Un gouvernement usé par le pouvoir et la corruption

La seconde condition du succès des étudiants est l’attitude de fermeture d’un gouvernement qui gouverne pour ses amis. Pour les libéraux, il faut imposer aux étudiants une hausse progressive des frais de scolarité et ce, sans discussion. Si le budget le prévoit, c’est donc bon. Le slogan des libéraux est que tous, y compris les étudiants – qui sont les plus vulnérables et endettés de la population – doivent faire leur « juste part » dans le resserrement des finances publiques. Ce que les libéraux ne disent pas, c’est qu’au moment même où ils imposent l’augmentation des frais de scolarité, le gouvernement augmente ses propres dépenses. Ce que le Premier ministre Charest et la ministre de l’Éducation Beauchamp semblent ignorer, c’est que l’éducation est un bien collectif. Cela signifie que l’éducation n’est pas qu’une donnée comptable, mais un bien dont la valeur dépasse les chiffres du budget. Si le règne libéral est celui de la collusion et de la corruption, tous ne sont pas obligés de le partager, la collusion n’étant pas un bien commun, mais le détournement des fonds publics par quelques-uns. Pendant ce règne libéral, redisons-le, jamais a-t-on vu autant de scandales financiers et politiques. La population a demandé, pendant plus d’une année complète, une commission d’enquête afin de faire la lumière sur la corruption dans le monde de la construction sans que le gouvernement bouge. Récemment, contraint par des sondages traduisant l’insatisfaction de la population, le gouvernement a dû, contre son gré, mettre sur pieds une commission qui, sans surprise, tarde à trouver des coupables. C’est dans ce climat général de suspicion et de méfiance que, à bout de nerf, désillusionnée de toute politique partisane, la population et les syndicats se rangent toujours plus derrière les étudiants arborant le carré rouge de la résistance.

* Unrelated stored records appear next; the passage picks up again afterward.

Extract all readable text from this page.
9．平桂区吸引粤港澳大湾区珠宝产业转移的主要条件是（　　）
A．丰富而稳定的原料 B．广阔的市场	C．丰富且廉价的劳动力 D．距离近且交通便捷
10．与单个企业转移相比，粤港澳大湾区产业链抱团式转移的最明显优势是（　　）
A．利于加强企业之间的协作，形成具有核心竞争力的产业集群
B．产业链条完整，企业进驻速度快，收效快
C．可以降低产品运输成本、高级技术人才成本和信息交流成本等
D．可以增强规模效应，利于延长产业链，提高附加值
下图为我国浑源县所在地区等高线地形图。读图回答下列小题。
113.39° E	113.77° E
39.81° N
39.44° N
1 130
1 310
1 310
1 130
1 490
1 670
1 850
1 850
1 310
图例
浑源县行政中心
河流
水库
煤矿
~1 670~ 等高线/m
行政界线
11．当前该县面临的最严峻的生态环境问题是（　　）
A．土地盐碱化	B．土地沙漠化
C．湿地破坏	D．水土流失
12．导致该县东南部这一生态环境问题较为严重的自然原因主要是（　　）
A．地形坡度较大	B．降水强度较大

Les enjeux derrière la hausse imposée des frais de scolarité 

La troisième condition de réussite du printemps intempestif des associations étudiantes qui, soit dit en passant, sont disciplinées, organisées et calmes, est la défense de la cause elle-même. Pendant que le gouvernement peine à administrer la province, les associations étudiantes, elles, défendent des principes et veillent à leurs affaires. Elles se documentent et étudient le procès. Elles sont en mouvement et refusent d’utiliser bêtement l’arme du gouvernement, c’est-à-dire la force brute. En remettant en question la dialectique ami/ennemi par l’audace, la créativité et l’originalité, elles font la preuve que, en démocratie, le gouvernement aurait intérêt à écouter et à apprendre au lieu de refuser la discussion. Le rôle d’un gouvernement démocratique n’est pas d’imposer, de bâillonner ou de signer des décrets, mais de convaincre et de gouverner pour tous.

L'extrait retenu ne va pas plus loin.